In fact, an inefficient grading and sorting process may lead to a 30% wastage in fruits and vegetables according to a recent report.
This stems from the fact that most food sorting today is still done manually, which leaves a lot of room for human error. You may fail to notice a foreign object or spoiled product, with adverse repercussions.
However, an AI-powered sorting machine can be the magic wand.
Computer vision is not a reserve for high end solutions like aircraft night vision and robotics. Instead, it is one of the key artificial intelligence applications in agriculture that make machine sorting of fruits and vegetables possible.
By combining machine learning algorithms and cameras, a machine can visually inspect a range of objects and detect flaws, contaminations, as well as product defects.
Initially, it’ll need to be fed with a ton of data on images of healthy and unhealthy fruits and vegetables. This way, it’ll be able to learn from the provided samples, differentiate spoiled from healthy vegetables and classify them according to shape, size, color and quality.
The result is a faster, more reliable and more consistent sorting machine.
5. Intelligent Spraying
There’s a worldwide increase in food demand.
This has primarily been propelled by the exponential growth in human population in the recent decades. In fact, the United Nations estimates that 9.8 billion people will need food in 2050.
So there’s an urgent need to increase food production, something that has led to an increase in the exploitation of vital resources like water and fertilizers.
Achieving these results should be without compromising the key physical and chemical components of soil. It’s the only sure fire way to a sustainable food production model.
So how does artificial intelligence come to the rescue?
Precision farming is transforming the agricultural world.
Precision farming refers to a collection of strategies and tools that enables a farmer to optimize soil quality and productivity through a series of targeted interventions, built on advanced technologies.
Thanks to technological advances in computer vision, mechatronics, and machine learning, we can now develop and implement remote sensing technologies to aid with weed, pest and disease management.
Armed with deep learning and internet of things technologies, farmers and the agtech industry can now reimagine the future of agriculture.
Conclusion
The future of artificial intelligence in agriculture is in sight.
Recent technological advancements in computer vision, deep learning and the internet of things have created a lot of excitement around the capabilities of AI in agriculture.
There’s still a ton of challenges to be overcome in these applications of artificial intelligence in agriculture.
Beside these common data biases when conducting agricultural data analysis, there’s the problem of the availability of the data in the first place. This is followed by the quality of the available data to make it suitable for analysis.

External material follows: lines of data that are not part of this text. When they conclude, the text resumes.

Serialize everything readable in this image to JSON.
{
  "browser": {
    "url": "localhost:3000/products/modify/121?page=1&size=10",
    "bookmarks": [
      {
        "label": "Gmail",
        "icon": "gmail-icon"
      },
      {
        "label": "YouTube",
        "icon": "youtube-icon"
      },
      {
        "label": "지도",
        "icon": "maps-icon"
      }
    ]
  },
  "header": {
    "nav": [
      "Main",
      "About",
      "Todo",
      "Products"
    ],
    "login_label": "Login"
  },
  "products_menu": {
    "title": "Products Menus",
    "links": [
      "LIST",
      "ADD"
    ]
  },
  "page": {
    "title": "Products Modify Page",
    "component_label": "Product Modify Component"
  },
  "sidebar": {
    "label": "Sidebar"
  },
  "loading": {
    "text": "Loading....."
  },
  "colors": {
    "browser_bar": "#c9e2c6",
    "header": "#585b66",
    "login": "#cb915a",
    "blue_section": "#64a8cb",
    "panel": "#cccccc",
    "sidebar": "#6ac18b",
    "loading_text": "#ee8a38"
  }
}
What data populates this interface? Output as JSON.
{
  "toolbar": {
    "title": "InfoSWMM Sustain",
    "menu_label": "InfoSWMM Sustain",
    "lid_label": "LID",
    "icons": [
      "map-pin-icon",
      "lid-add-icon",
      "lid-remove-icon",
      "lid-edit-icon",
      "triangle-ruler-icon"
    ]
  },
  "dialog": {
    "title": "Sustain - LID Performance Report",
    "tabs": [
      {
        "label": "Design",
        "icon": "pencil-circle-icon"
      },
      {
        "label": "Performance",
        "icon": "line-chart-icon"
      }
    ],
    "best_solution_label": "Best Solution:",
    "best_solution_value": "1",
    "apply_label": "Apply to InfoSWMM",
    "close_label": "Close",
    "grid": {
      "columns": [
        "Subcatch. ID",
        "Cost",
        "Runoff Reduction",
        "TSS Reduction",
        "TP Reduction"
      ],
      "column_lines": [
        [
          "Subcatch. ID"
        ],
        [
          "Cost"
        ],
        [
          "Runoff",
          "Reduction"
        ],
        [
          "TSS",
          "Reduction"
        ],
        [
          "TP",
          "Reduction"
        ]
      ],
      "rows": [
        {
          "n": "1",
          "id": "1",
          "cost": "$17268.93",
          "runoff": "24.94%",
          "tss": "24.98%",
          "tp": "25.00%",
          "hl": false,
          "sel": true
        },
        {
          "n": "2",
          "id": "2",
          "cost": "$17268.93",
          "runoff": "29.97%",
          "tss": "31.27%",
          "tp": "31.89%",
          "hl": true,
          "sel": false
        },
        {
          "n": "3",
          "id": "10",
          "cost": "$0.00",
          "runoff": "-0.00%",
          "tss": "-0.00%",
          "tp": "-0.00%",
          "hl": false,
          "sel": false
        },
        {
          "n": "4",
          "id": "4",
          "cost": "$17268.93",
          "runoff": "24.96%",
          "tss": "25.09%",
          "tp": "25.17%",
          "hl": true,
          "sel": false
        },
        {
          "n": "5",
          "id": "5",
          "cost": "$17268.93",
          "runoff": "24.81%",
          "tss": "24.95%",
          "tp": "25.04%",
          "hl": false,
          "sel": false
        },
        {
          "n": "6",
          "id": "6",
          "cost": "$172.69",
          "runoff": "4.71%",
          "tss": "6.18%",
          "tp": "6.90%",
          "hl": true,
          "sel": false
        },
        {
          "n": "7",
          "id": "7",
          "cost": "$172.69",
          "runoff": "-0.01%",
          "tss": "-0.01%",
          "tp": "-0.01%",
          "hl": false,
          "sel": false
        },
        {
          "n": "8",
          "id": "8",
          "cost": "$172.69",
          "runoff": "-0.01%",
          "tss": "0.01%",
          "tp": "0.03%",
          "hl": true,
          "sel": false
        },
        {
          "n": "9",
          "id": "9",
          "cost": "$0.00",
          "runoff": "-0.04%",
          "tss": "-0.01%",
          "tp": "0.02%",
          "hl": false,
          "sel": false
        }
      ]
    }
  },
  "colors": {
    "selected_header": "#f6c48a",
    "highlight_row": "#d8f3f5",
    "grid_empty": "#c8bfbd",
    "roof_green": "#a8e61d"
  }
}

Then how affordable are the artificial intelligence platforms to develop on?
Besides, there’s also raging debates on the potential risks of incorporating artificial intelligence in large scale agricultural operations.
On the flip side, AI has been successfully implemented in other aspects of agriculture like soil monitoring, livestock health monitoring, and automatic weeding. Automated grading and sorting have also been met with a great deal of success.
I’m closely following how farmers are adapting to these advancements.